Among the other texts that Imam Khomeini studied with Shahabadi were the Manazil al-Sa’irin of the Hanbali Sufi, Khwaja ‘Abdullah Ansari (d.482/1089), and the Misbah al-Uns of Muhammad b. Hamza Fanari (d. 834/1431), a commentary on the Mafatih al-Ghayb of Sadr al- Din Qunavi (d. 673/1274). It is conceivable that the Imam derived from Shahabadi, at least in part, whether consciously or not, the fusion of gnostic and political concerns that came to characterize his life.
For this spiritual master of the Imam was one of the relatively few ulama in the time of Riza Shah to preach publicly against the misdeeds of the regime, and in his Shadharat al-Ma’arif , a work primarily gnostic in character, described Islam as “most certainly a political religion.”[^1] Gnosis and ethics were also the subject of the first classes taught by the Imam.
The class on ethics taught by Hajji Javad Aqa Maliki Tabrizi were resumed, three years after his death, by Shahabadi, and when Shahabadi left for Tehran in 1936, he assigned the class to Imam Khomeini. The class consisted in the first place of a careful reading of Ansari’s Manazil al-Sa’irin, but ranged beyond the text to touch on a wide variety of contemporary concerns.
It proved popular to the extent that the townsfolk of Qum as well as the students of the religious sciences attended, and people are related to have come from as far a field as Tehran and Isfahan simply to listen to the Imam. This popularity of the Imam’s lectures ran contrary to the policies of the Pahlavi regime, which wished to limit the influence of the ulama outside the religious teaching institution.
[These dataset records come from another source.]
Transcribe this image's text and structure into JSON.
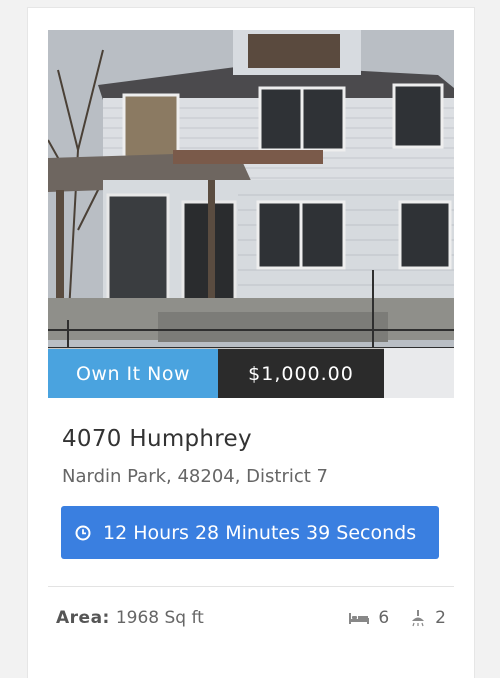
{
  "listing": {
    "cta_label": "Own It Now",
    "price": "$1,000.00",
    "address": "4070 Humphrey",
    "location": "Nardin Park, 48204, District 7",
    "timer": {
      "icon": "clock-icon",
      "hours": "12",
      "hours_label": "Hours",
      "minutes": "28",
      "minutes_label": "Minutes",
      "seconds": "39",
      "seconds_label": "Seconds"
    },
    "area_label": "Area:",
    "area_value": "1968 Sq ft",
    "beds": "6",
    "baths": "2"
  },
  "colors": {
    "cta_blue": "#4aa3df",
    "price_dark": "#2b2b2b",
    "timer_blue": "#3a7fe0"
  }
}
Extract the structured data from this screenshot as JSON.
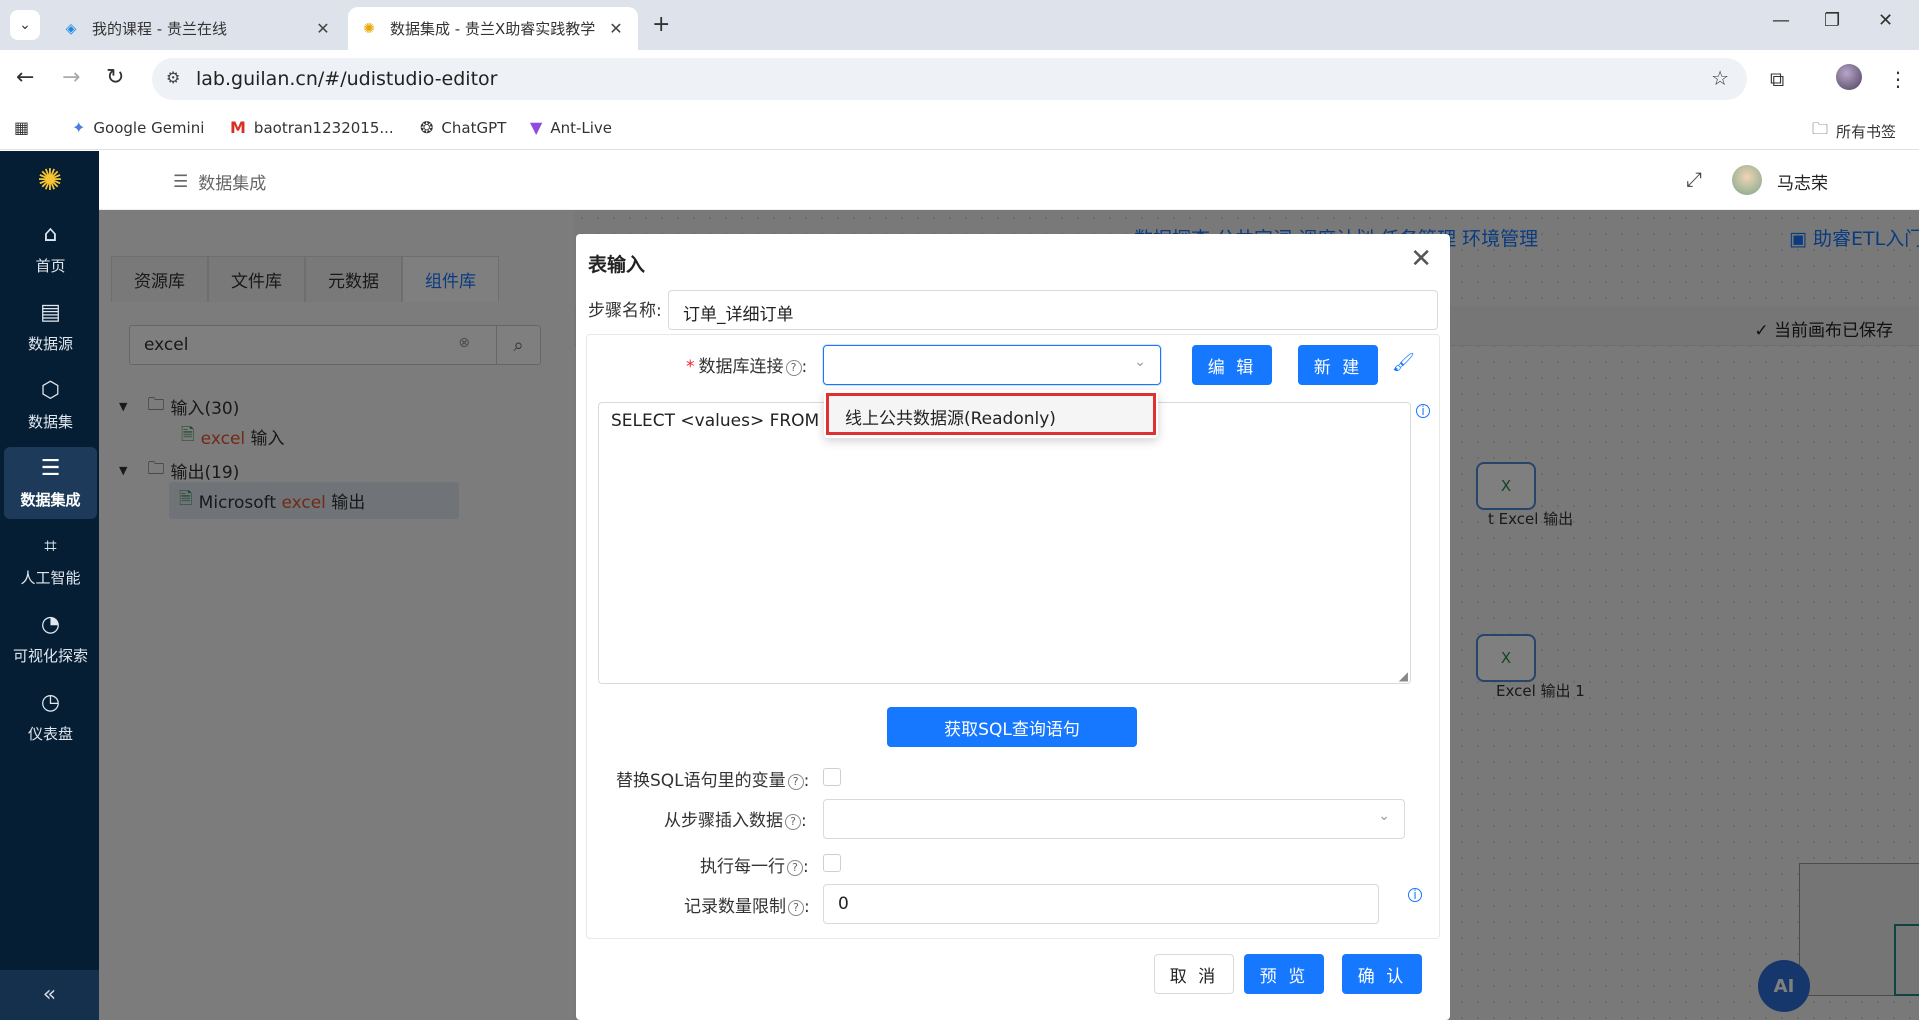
{
  "browser": {
    "tabs": [
      {
        "title": "我的课程 - 贵兰在线",
        "active": false
      },
      {
        "title": "数据集成 - 贵兰X助睿实践教学",
        "active": true
      }
    ],
    "url": "lab.guilan.cn/#/udistudio-editor",
    "bookmarks": [
      "Google Gemini",
      "baotran1232015...",
      "ChatGPT",
      "Ant-Live"
    ],
    "all_bookmarks": "所有书签"
  },
  "sidebar": {
    "items": [
      {
        "label": "首页",
        "icon": "home-icon"
      },
      {
        "label": "数据源",
        "icon": "datasource-icon"
      },
      {
        "label": "数据集",
        "icon": "cube-icon"
      },
      {
        "label": "数据集成",
        "icon": "stack-icon"
      },
      {
        "label": "人工智能",
        "icon": "ai-icon"
      },
      {
        "label": "可视化探索",
        "icon": "pie-icon"
      },
      {
        "label": "仪表盘",
        "icon": "gauge-icon"
      }
    ],
    "active_index": 3
  },
  "header": {
    "breadcrumb": "数据集成",
    "user": "马志荣"
  },
  "left_panel": {
    "tabs": [
      "资源库",
      "文件库",
      "元数据",
      "组件库"
    ],
    "active_tab": "组件库",
    "search_value": "excel",
    "tree": {
      "input_group": "输入(30)",
      "input_item_hl": "excel",
      "input_item_rest": " 输入",
      "output_group": "输出(19)",
      "output_item_pre": "Microsoft ",
      "output_item_hl": "excel",
      "output_item_rest": " 输出"
    }
  },
  "canvas": {
    "top_menu": "数据探查   公共字词   调度计划   任务管理   环境管理",
    "project": "助睿ETL入门实践 ...",
    "saved_status": "当前画布已保存",
    "node1_label": "t Excel 输出",
    "node2_label": "Excel 输出 1",
    "ai_label": "AI"
  },
  "dialog": {
    "title": "表输入",
    "step_name_label": "步骤名称:",
    "step_name_value": "订单_详细订单",
    "db_conn_label": "数据库连接",
    "db_conn_value": "",
    "edit_label": "编 辑",
    "new_label": "新 建",
    "sql_value": "SELECT <values> FROM <ta",
    "get_sql_label": "获取SQL查询语句",
    "replace_vars_label": "替换SQL语句里的变量",
    "insert_from_step_label": "从步骤插入数据",
    "exec_each_row_label": "执行每一行",
    "limit_label": "记录数量限制",
    "limit_value": "0",
    "cancel_label": "取 消",
    "preview_label": "预 览",
    "confirm_label": "确 认",
    "dropdown_options": [
      "线上公共数据源(Readonly)"
    ]
  },
  "colors": {
    "accent": "#1677ff",
    "sidebar_bg": "#061e33",
    "highlight": "#e03131"
  }
}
The government therefore secured the transfer of the lectures from the prestigious location of the Fayziya madrasa to the Mullah Sadiq madrasa, which was unable to accommodate large crowds. However, after the deposition of Riza Shah in 1941, the lectures returned to the Fayziya madrasa and instantly regained their former popularity.
The ability to address the people at large, not simply his own colleagues within the religious institution, which the Imam displayed for the first time in these lectures on ethics, was to play an important role in the political struggles he led in later years. While teaching ethics to a wide and diverse audience, Imam Khomeini began teaching important texts of gnosis, such as the section on the soul in al-Asfar al-Arba’a of Mullah Sadra (d.